🌞 Summer Substacks 🌞 Blackthorn Restaurant
The Twelve Hotel, Barna, Galway
We rather like the way in which Food and Travel Writer, Ciara McQuillan described how Blackthorn’s wine maestro Fergal Guiney works the room in Barna’s Blackthorn Restaurant:
“Out front, maître d’extraordinaire Fergal Guiney continues to glide through the room with stealth-like precision, warmth and genuine enthusiasm. A true master of the craft, he greets guests like old friends returning home.”
That is a beautifully precise and descriptive way of evoking the balletic and organoleptic skills that Mr Guiney brings to the job – it’s no easy thing to be both stealth-like and genuine. He is a master wine taster, but perhaps his greatest gift is the ability to serve wines in a straight-ahead, no-nonsense, friendly and informal way. Best of all, he wants to show you the magic of wine, and does this by using his authoritative skills to cut through the fog.
Tell him you are impressed with the way in which Pet Nats have improved so radically in recent times, and he will gently poo-poo their progress, and claim that there is still too much green apple in the bottle to make it a good match with food.


For Guiney, it is finding that right bottle to pair with head chef Nathan Hindmarsh’s dishes that is his goal. If you are the sort of person who relishes the perfect conjunction of the dish and the glass, then Fergal Guiney is your man. Blackthorn is where you order the wine pairing every time, because Guiney has all the rabbits up his sleeve, and it is sheer joy to taste what he proposes, and then pulls from the hat, and to taste just how perfectly it pairs with Nathan Hindmarsh’s creation.

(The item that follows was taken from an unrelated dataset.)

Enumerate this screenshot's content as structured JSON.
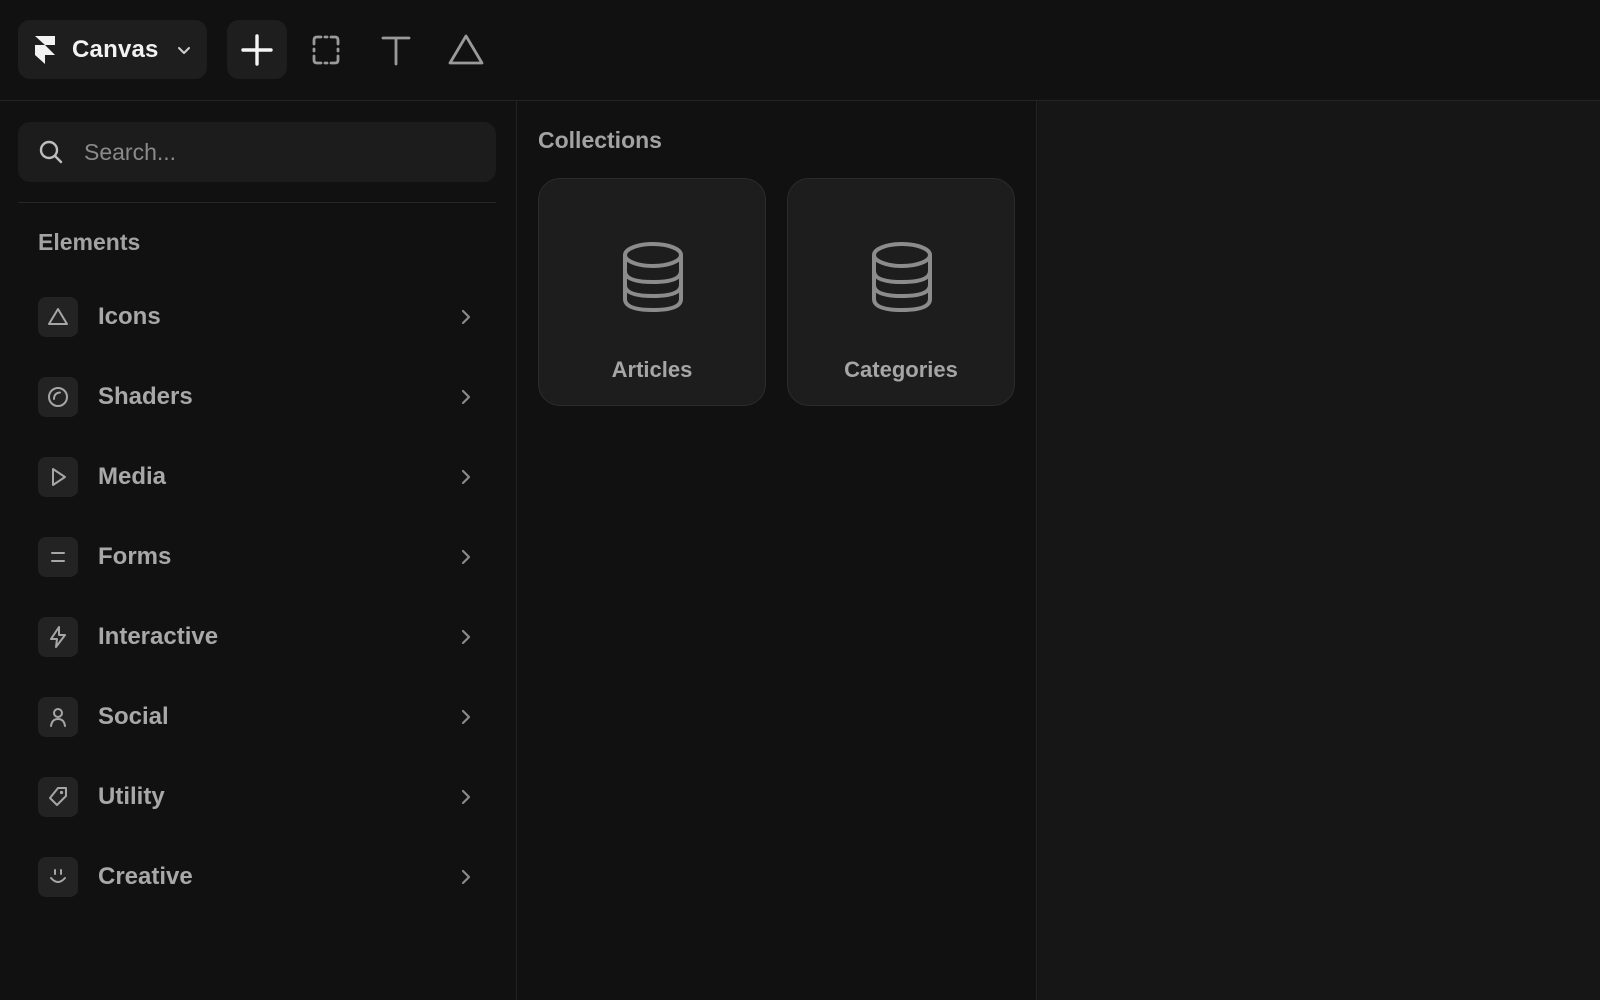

Just look at what he serves with the two puddings on the Blackthorn menu, for example. With rhubarb trifle, his choice is an Austrian dessert wine, a Beerenasulese from the Karcher winery. Why? Because it has notes of black tea, which restrains the sweetness, making it a good partner. Take a sip, and? There it is: black tea astringency, that touch of tannin, all around the edges of the wine. Perfect.
And for buttermilk and strawberry soft serve, with pine cone syrup and doughnut, Guiney jumps overboard: let’s pour a Yuzusake, from the family-run Tosa Brewery, which comes in at a neat 8% alcohol. Yuneki Matsumoto uses traditional, local rice grains, and the Kochi region is famed for its yuzu citrus fruit. This means that the citrus element is delicate rather than forceful, making it the perfect way to conclude dinner. Perfect.
This “stealth-like precision” gifts dinner in Blackthorn as a Twin Peaks experience: the wildly creative food, and the sublimely appropriate wines. Nathan Hindmarsh’s dishes are as unpredictable and quixotic as Fergal Guiney’s wine choices, and the use of a Mibrasa grill gives his cooking a whole other organoleptic edge.
The menu offers four starters, five mains and four puds, but whilst it reads straight-ahead – crab; scallops; quail and beef tartare to begin; black sole and prime rib as sample mains – the cooking turns corners and utilises different complexions and counterpoints to other chefs.
The good news starts straight away, with the arrival of Nathan’s celebrated Parker rolls, so you tear and share to your heart’s content with a glass of good Cava from Papet del Mas. Hindmarsh and Guiney form a tag team who make things accessible whilst also revealing their complexity, so Kilkeel crab matches with a Sancerre from Domaine des Brosses, whilst ember seared scallops with smoked tomato meet their dream date with an Albarino from Terra Gaudas. Often, Alabarino and Sancerre prove to be disappointing choices, but this duo are pitch perfect.


Lamb loin with white asparagus sends Fergal off to Austria, bringing home a Spatburgunder from Thorle. Skeghanore duck welcomes California in the regal form of a 2017 Lytton Springs from Ridge, one of the great American wines from Paul Draper, one of the greatest American winemakers.
The duck was the one dish that was a step too far, as the foie gras ramen sauce poured over the dish overpowered everything underneath. The lamb and Spatburgunder was a delight, and side dishes of fresh green asparagus and stonkingly fine roast potatoes were just ace.
The full Land, Fire and Sea menu offers five courses and a wine pairing, whilst our trio of dishes with snacks is served with four wines. Whichever you choose, the result on the plate and in the glass is intriguing, unexpected and delighting. The made-over room is a light, bright charmer of a space, and service is excellent. As The Twelve Hotel heads towards twenty years of service to Barna, it has two of the very best operators in place, people who aim to take the experience to a higher place.